In terms of general R organization: I like to have a single script that recreates all work done for a project. Any project should be reproducible with a single click, including all plots or papers associated with that project.
So, to stay organized: keep a different directory for each project, each project has its own functions.R script to store non-package functions associated with that project, and each project has a master script that starts like
## myproject
source("functions.R")
source("read-data.R")
source("clean-data.R")
etc... all the way through. This should help keep everything organized, and if you get new data you just go to early scripts to fix up headers or whatever and rerun the entire project with a single click.
There is a package called Project Template that helps organize and automate the typical workflow with R scripts, data files, charts, etc. There is also a number of helpful documents like this one Workflow of statistical data analysis by Oliver Kirchkamp.
If you use Emacs and ESS for your analyses, learning Org-Mode is a must. I use it to organize all my work. Here is how it integrates with R: R Source Code Blocks in Org Mode.
There is also this new free tool called Drake which is advertised as "make for data".
I think my question belies a certain level of confusion. Having looked around, as well as explored the suggestions provided so far, I have reached the conclusion that it is probably not important to know where and how a file is produced. You should in fact be able to wipe out any output, and reproduce it by rerunning code. So while I might still use the above function for extra information, it really is a question of being ruthless and indeed cleaning up folders every now and then. These ideas are more eloquently explained here. This of course does not preclude the use of Make/Drake or Project Template, which I will try to pick up on. Thanks again for the suggestions #noah and #alex!
There is also now an R package called drake (Data Frames in R for Make), independent from Factual's Drake. The R package is also a Make-like build system that links code/dependencies with output.

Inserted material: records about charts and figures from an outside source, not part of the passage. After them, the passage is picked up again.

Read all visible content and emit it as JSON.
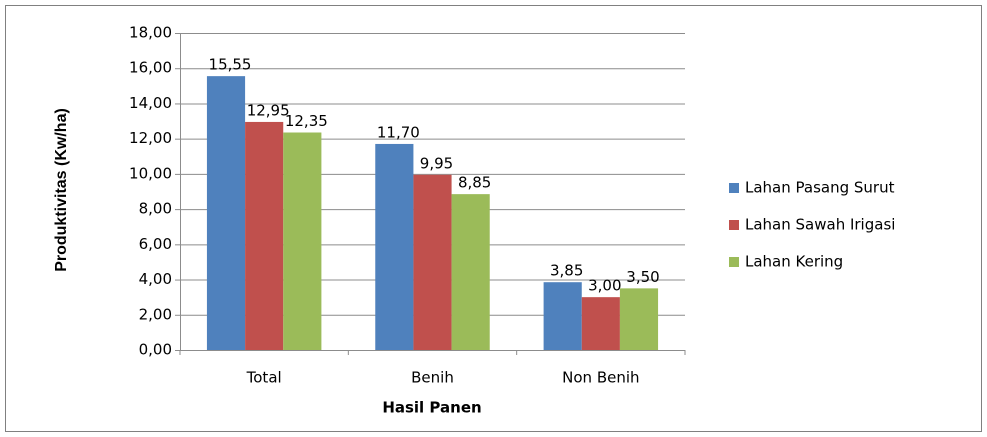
{
  "chart_data": {
    "type": "bar",
    "categories": [
      "Total",
      "Benih",
      "Non Benih"
    ],
    "series": [
      {
        "name": "Lahan Pasang Surut",
        "color": "#4f81bd",
        "values": [
          15.55,
          11.7,
          3.85
        ],
        "value_labels": [
          "15,55",
          "11,70",
          "3,85"
        ]
      },
      {
        "name": "Lahan Sawah Irigasi",
        "color": "#c0504d",
        "values": [
          12.95,
          9.95,
          3.0
        ],
        "value_labels": [
          "12,95",
          "9,95",
          "3,00"
        ]
      },
      {
        "name": "Lahan Kering",
        "color": "#9bbb59",
        "values": [
          12.35,
          8.85,
          3.5
        ],
        "value_labels": [
          "12,35",
          "8,85",
          "3,50"
        ]
      }
    ],
    "ylabel": "Produktivitas (Kw/ha)",
    "xlabel": "Hasil Panen",
    "ylim": [
      0,
      18
    ],
    "yticks": [
      {
        "value": 0,
        "label": "0,00"
      },
      {
        "value": 2,
        "label": "2,00"
      },
      {
        "value": 4,
        "label": "4,00"
      },
      {
        "value": 6,
        "label": "6,00"
      },
      {
        "value": 8,
        "label": "8,00"
      },
      {
        "value": 10,
        "label": "10,00"
      },
      {
        "value": 12,
        "label": "12,00"
      },
      {
        "value": 14,
        "label": "14,00"
      },
      {
        "value": 16,
        "label": "16,00"
      },
      {
        "value": 18,
        "label": "18,00"
      }
    ],
    "grid": true,
    "legend": "right"
  }
}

install.packages("drake") # It is on CRAN.
library(drake)
load_basic_example()
plot_graph(my_plan)
make(my_plan)
Like it's predecessor remake, it has the added bonus that you do not have to keep track of a cumbersome pile of files. Objects generated in R are cached during make() and can be reloaded easily.
readd(summ_regression1_small) # Read objects from the cache.
loadd(small, large) # Load objects into your R session.
print(small)
But you can still work with files as single-quoted targets. (See 'report.Rmd' and 'report.md' in my_plan from the basic example.)
There is package developed by RStudio called pins that might address this problem.